Thanks for any help.
Rogério.

mlauber71 · September 7, 2023, 5:49am

@rogerius1st I would see two options. Using loops or a local SQL database which would mean to load the that there first

rogerius1st · September 7, 2023, 6:46pm

Thank you, once again, dear Markus, for your tremendous generosity of all your knowledge.
But unfortunately (once again) I feel as if I were with a rope around my neck. I must conclude this research by the end of this month. Thus, I do not have enough time to acquire this additional competence (of dealing with Databases and Structured Query Language (SQL)).
In the meanwhile, I had already adopted another loop [ using the nodes: ‘List Files / Folders’ → "Table Row To Variable Loop Start’ → ‘Java Edit Variable’ → ‘CSV Reader’ → ‘Variable To Table Column’ → [plus a series of other nodes to implement sequential transformations on the data] → ‘Loop End’. Of course, considering this sequence has the additional cost of writing and exporting (to my local system) my intermediate files, and then importing them all again into my workflow, I had to pay for the undesired burden of this process with the higher associated computational costs.
What I expected would be a node (or metanode, or component) inside Knime, which could exert this function of joining several intermediate tables (generated along a workflow).
But once again, thank you for all your inestimable efforts.
I wish you all the best.
Bye.
Rogério.

mlauber71 · September 7, 2023, 7:36pm

@rogerius1st from my experience it sometimes can help to define a clear case and provide maybe sample data with the (let’s call them) rules and restrictions that you will face. Based on that it it might be possible to plan and build a workflow that could accomplish a merging of several files/data (?).

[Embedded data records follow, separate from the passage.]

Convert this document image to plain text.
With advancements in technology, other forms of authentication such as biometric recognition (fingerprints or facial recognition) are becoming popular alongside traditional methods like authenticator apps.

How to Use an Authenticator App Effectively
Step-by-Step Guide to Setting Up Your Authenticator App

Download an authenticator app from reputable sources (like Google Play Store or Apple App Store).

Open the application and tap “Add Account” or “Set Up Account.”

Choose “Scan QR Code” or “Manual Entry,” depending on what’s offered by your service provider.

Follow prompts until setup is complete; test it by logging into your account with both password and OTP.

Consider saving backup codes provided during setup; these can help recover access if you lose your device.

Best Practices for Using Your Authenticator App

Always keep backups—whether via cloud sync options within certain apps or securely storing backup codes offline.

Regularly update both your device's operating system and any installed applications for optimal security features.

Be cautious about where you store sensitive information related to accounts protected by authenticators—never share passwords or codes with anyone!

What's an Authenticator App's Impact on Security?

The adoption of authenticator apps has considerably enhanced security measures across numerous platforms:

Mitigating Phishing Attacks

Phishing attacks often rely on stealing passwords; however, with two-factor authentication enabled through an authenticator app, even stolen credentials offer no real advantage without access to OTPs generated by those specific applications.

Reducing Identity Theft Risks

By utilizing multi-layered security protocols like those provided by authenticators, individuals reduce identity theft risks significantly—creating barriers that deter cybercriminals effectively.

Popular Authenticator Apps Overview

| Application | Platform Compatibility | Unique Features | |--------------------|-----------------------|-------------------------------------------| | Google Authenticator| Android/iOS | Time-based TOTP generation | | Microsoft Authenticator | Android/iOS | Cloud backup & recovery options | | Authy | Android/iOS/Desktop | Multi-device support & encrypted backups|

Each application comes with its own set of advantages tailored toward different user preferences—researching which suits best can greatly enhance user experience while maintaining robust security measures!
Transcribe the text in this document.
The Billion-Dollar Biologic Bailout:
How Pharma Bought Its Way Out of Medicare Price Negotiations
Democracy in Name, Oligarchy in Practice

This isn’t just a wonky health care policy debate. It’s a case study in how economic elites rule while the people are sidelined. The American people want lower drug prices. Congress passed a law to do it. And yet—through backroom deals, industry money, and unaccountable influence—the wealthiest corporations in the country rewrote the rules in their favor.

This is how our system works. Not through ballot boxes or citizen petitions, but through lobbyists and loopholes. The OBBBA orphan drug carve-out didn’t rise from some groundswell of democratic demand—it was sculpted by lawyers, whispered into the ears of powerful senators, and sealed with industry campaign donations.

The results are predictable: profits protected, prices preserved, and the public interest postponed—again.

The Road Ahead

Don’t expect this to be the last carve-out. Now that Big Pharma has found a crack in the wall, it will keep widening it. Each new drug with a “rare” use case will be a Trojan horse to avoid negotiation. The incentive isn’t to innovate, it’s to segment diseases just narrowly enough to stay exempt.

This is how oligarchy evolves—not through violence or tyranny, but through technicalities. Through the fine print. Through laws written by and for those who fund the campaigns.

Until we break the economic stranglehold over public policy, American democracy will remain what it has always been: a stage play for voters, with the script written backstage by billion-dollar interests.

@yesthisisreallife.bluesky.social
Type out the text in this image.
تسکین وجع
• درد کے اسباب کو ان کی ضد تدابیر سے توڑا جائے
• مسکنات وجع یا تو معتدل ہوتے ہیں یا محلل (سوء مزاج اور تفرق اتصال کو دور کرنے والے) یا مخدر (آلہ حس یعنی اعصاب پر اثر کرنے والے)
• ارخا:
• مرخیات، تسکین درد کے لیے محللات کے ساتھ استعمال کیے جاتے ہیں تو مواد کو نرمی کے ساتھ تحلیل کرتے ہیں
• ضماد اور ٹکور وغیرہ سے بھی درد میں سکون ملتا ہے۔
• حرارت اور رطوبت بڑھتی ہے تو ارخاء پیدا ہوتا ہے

The files might be in a folder and have the same ID. You could set up a reference table that would state which ID would have to be joined with which other one and so on.

The question will also be how many such files and loops are to be expected. If there is a dozen it might work like this. If you have hundreds or thousands one might have to store intermediate results.

Concerning time and workload of the system I would say: this is what machines and software are made for: so you can let them do the work.

Another observation: often a more simple construct is best and then just letzt KNIME run a few minutes longer.

So would it be possible to build up your case with 3-5 dummy files (CSV) with relevant IDs to demonstrate what you want to do.

system · December 6, 2023, 7:36pm

This topic was automatically closed 90 days after the last reply. New replies are no longer allowed.